Juneau-Katsuya believes the Canada Border Services Agency’s intelligence unit is understaffed and lacks the resources and capabilities to generate effective intelligence. “Their group is too small… [and] too restricted,” he said.
Luke Reimer, a spokesperson for the Canada Border Services Agency, told Canadian Affairs that the agency’s intelligence operations involve several teams. These include a program that identifies threats using automated data, an intelligence program focused on organized crime and terrorism risks, and a criminal investigations program that collaborates with public prosecutors
Reimer did not directly answer whether the intelligence unit is sufficiently resourced. But he highlighted that the agency is expanding its capacity as part of Ottawa’s broader border security plan. This plan allocates $355 million for the agency to hire more intelligence analysts and border services officers and acquire new detection technology.
Boyd, the criminologist, says he would like to see law enforcement hire more computer scientists to improve evidence gathering and leverage AI to track digital crime.
Juneau-Katsuya also warns that Ottawa’s border security plan risks failing for the same reasons past intelligence efforts against organized crime have fallen short — political inaction.
“People must understand [that] security and national security is a strategic investment in the profitability of your country,” he said.
“If your country is not capable of competing internationally because we are inflicted with organized crime, with spies, with foreign interference … you will not be taken seriously internationally, and it will affect your bottom line.”
Four pillars
Boyd says law enforcement is a key tool in combating fentanyl trafficking, but should be one of “four pillars” to drug policy — alongside prevention, treatment and harm reduction.
“I wouldn’t say enforcement is useless, but relying on it alone doesn’t work,” he said.
Nicholas Boyce, policy director at the Canadian Drug Policy Coalition, an advocacy organization focused on harm reduction and decriminalization, agrees. Boyce says excessive spending on law enforcement drains resources from vital social supports like housing and addiction treatment.
A 2023 Health Canada report showed the federal government spent $433 million on drug-related law enforcement between 2017 and 2022, while it spent just $175 million on prevention, treatment and harm-reduction initiatives combined.
“Even when we are successful at stopping a particular substance, we have not addressed demand, so new drugs come along,” said Boyce.
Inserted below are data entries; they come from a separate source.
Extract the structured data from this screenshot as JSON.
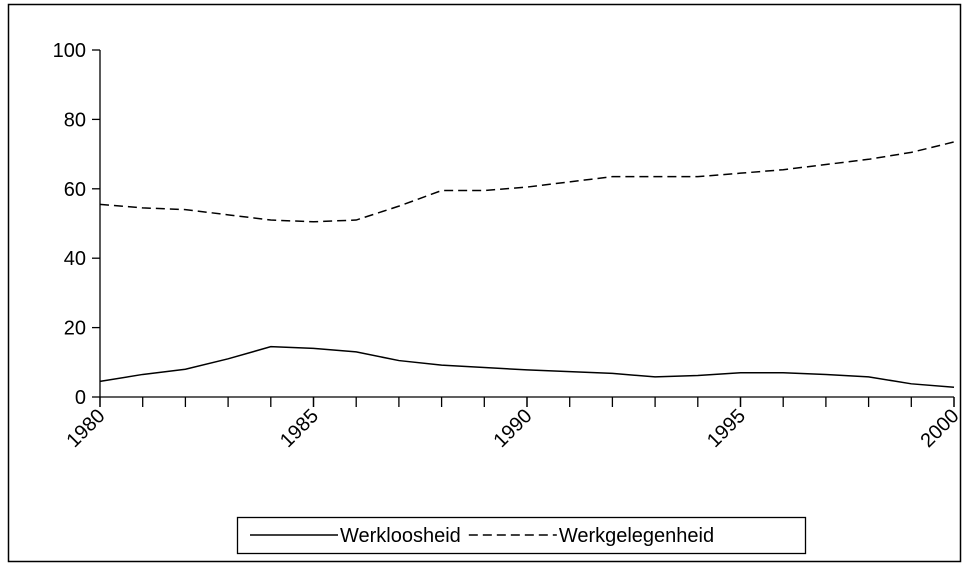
{
  "chart_data": {
    "type": "line",
    "x": [
      1980,
      1981,
      1982,
      1983,
      1984,
      1985,
      1986,
      1987,
      1988,
      1989,
      1990,
      1991,
      1992,
      1993,
      1994,
      1995,
      1996,
      1997,
      1998,
      1999,
      2000
    ],
    "series": [
      {
        "name": "Werkloosheid",
        "color": "#000000",
        "dash": false,
        "values": [
          4.5,
          6.5,
          8,
          11,
          14.5,
          14,
          13,
          10.5,
          9.2,
          8.5,
          7.8,
          7.3,
          6.8,
          5.8,
          6.2,
          7,
          7,
          6.5,
          5.8,
          3.8,
          2.8
        ]
      },
      {
        "name": "Werkgelegenheid",
        "color": "#000000",
        "dash": true,
        "values": [
          55.5,
          54.5,
          54,
          52.5,
          51,
          50.5,
          51,
          55,
          59.5,
          59.5,
          60.5,
          62,
          63.5,
          63.5,
          63.5,
          64.5,
          65.5,
          67,
          68.5,
          70.5,
          73.5
        ]
      }
    ],
    "xlim": [
      1980,
      2000
    ],
    "xticks": [
      1980,
      1985,
      1990,
      1995,
      2000
    ],
    "ylim": [
      0,
      100
    ],
    "yticks": [
      0,
      20,
      40,
      60,
      80,
      100
    ],
    "legend": "bottom"
  }
}
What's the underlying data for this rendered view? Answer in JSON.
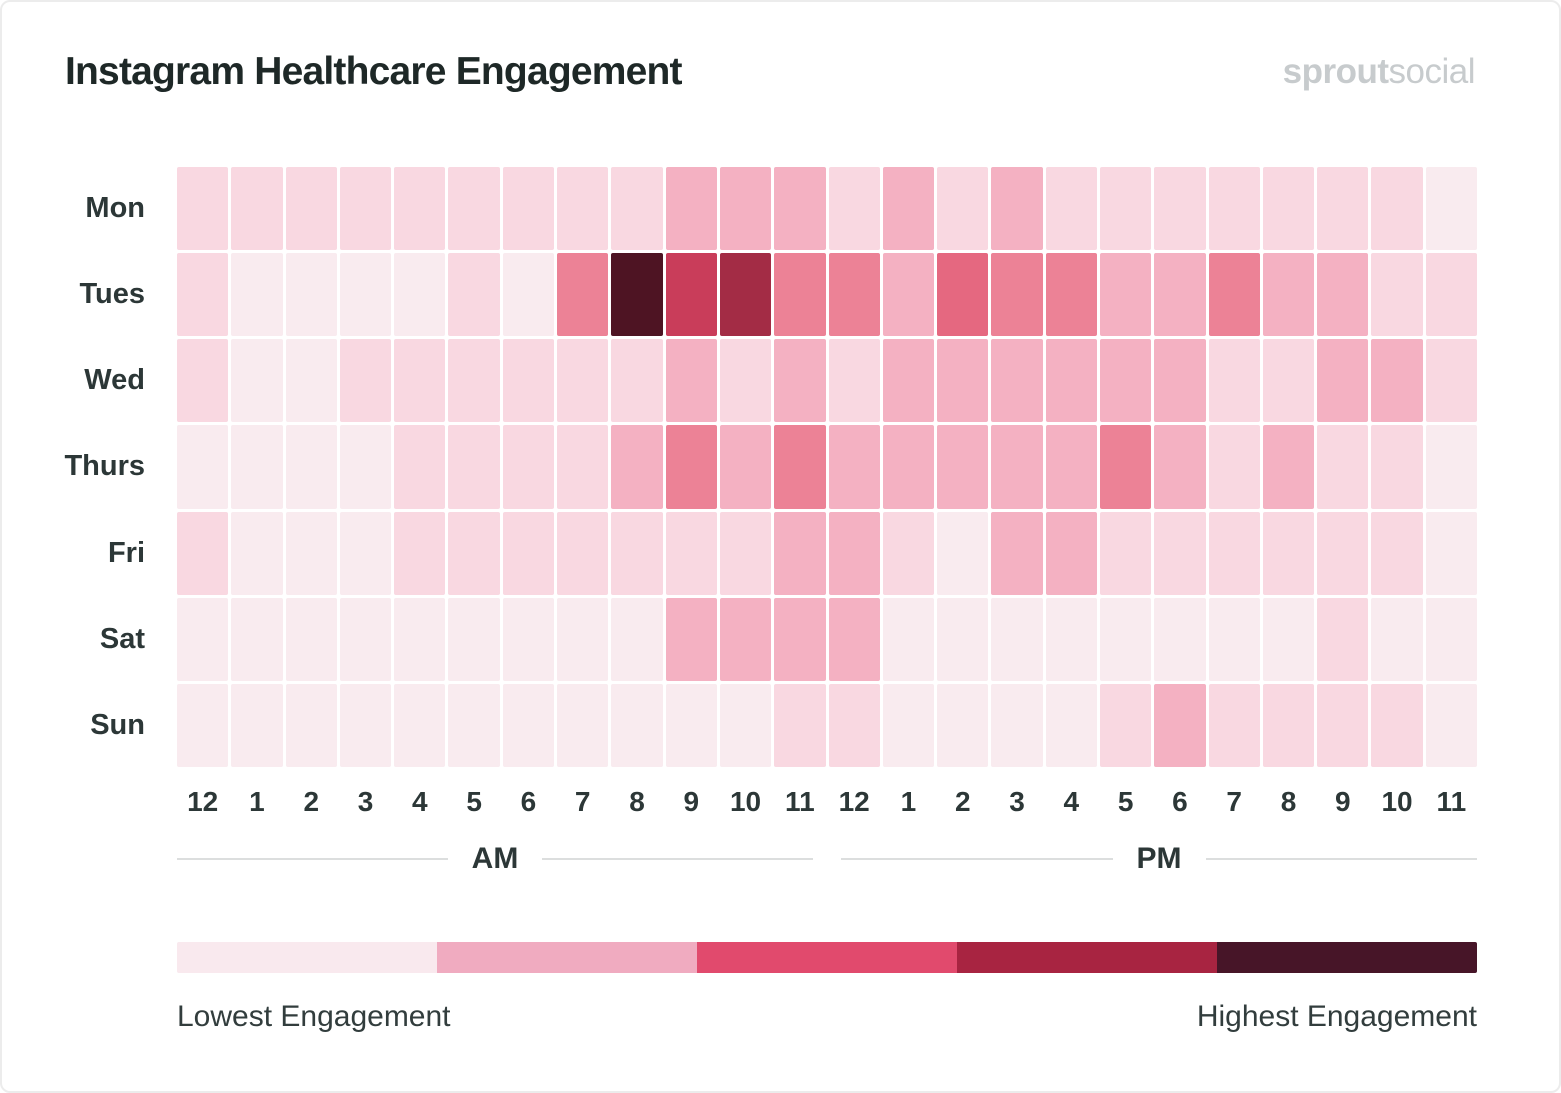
{
  "header": {
    "title": "Instagram Healthcare Engagement",
    "logo_bold": "sprout",
    "logo_light": "social"
  },
  "legend": {
    "lowest": "Lowest Engagement",
    "highest": "Highest Engagement",
    "colors": [
      "#f9e9ee",
      "#f0abc0",
      "#e14a6d",
      "#a82441",
      "#471528"
    ]
  },
  "chart_data": {
    "type": "heatmap",
    "title": "Instagram Healthcare Engagement",
    "rows": [
      "Mon",
      "Tues",
      "Wed",
      "Thurs",
      "Fri",
      "Sat",
      "Sun"
    ],
    "columns": [
      "12",
      "1",
      "2",
      "3",
      "4",
      "5",
      "6",
      "7",
      "8",
      "9",
      "10",
      "11",
      "12",
      "1",
      "2",
      "3",
      "4",
      "5",
      "6",
      "7",
      "8",
      "9",
      "10",
      "11"
    ],
    "period_labels": [
      "AM",
      "PM"
    ],
    "level_meaning": "engagement level 0 = lowest, 7 = highest",
    "palette": [
      "#f9ebef",
      "#f9d8e1",
      "#f4b1c2",
      "#ec8296",
      "#e56880",
      "#c93d5a",
      "#a32c45",
      "#4e1423"
    ],
    "values": [
      [
        1,
        1,
        1,
        1,
        1,
        1,
        1,
        1,
        1,
        2,
        2,
        2,
        1,
        2,
        1,
        2,
        1,
        1,
        1,
        1,
        1,
        1,
        1,
        0
      ],
      [
        1,
        0,
        0,
        0,
        0,
        1,
        0,
        3,
        7,
        5,
        6,
        3,
        3,
        2,
        4,
        3,
        3,
        2,
        2,
        3,
        2,
        2,
        1,
        1
      ],
      [
        1,
        0,
        0,
        1,
        1,
        1,
        1,
        1,
        1,
        2,
        1,
        2,
        1,
        2,
        2,
        2,
        2,
        2,
        2,
        1,
        1,
        2,
        2,
        1
      ],
      [
        0,
        0,
        0,
        0,
        1,
        1,
        1,
        1,
        2,
        3,
        2,
        3,
        2,
        2,
        2,
        2,
        2,
        3,
        2,
        1,
        2,
        1,
        1,
        0
      ],
      [
        1,
        0,
        0,
        0,
        1,
        1,
        1,
        1,
        1,
        1,
        1,
        2,
        2,
        1,
        0,
        2,
        2,
        1,
        1,
        1,
        1,
        1,
        1,
        0
      ],
      [
        0,
        0,
        0,
        0,
        0,
        0,
        0,
        0,
        0,
        2,
        2,
        2,
        2,
        0,
        0,
        0,
        0,
        0,
        0,
        0,
        0,
        1,
        0,
        0
      ],
      [
        0,
        0,
        0,
        0,
        0,
        0,
        0,
        0,
        0,
        0,
        0,
        1,
        1,
        0,
        0,
        0,
        0,
        1,
        2,
        1,
        1,
        1,
        1,
        0
      ]
    ],
    "legend_colors": [
      "#f9e9ee",
      "#f0abc0",
      "#e14a6d",
      "#a82441",
      "#471528"
    ],
    "legend_labels": [
      "Lowest Engagement",
      "Highest Engagement"
    ]
  }
}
Dr. Alexander Caudarella, CEO of the research organization Canadian Centre on Substance Use and Addiction, says focusing on supply and border issues oversimplifies the problem and prevents progress.
“The data is clear that the issues at the U.S.-Canada border are not driving either country’s overdose epidemics,” said Caudarella.
“The issue is complex and layered, and efforts to prevent fentanyl production and trafficking can be an important tool.
“However, supply reduction alone can not solve this crisis.”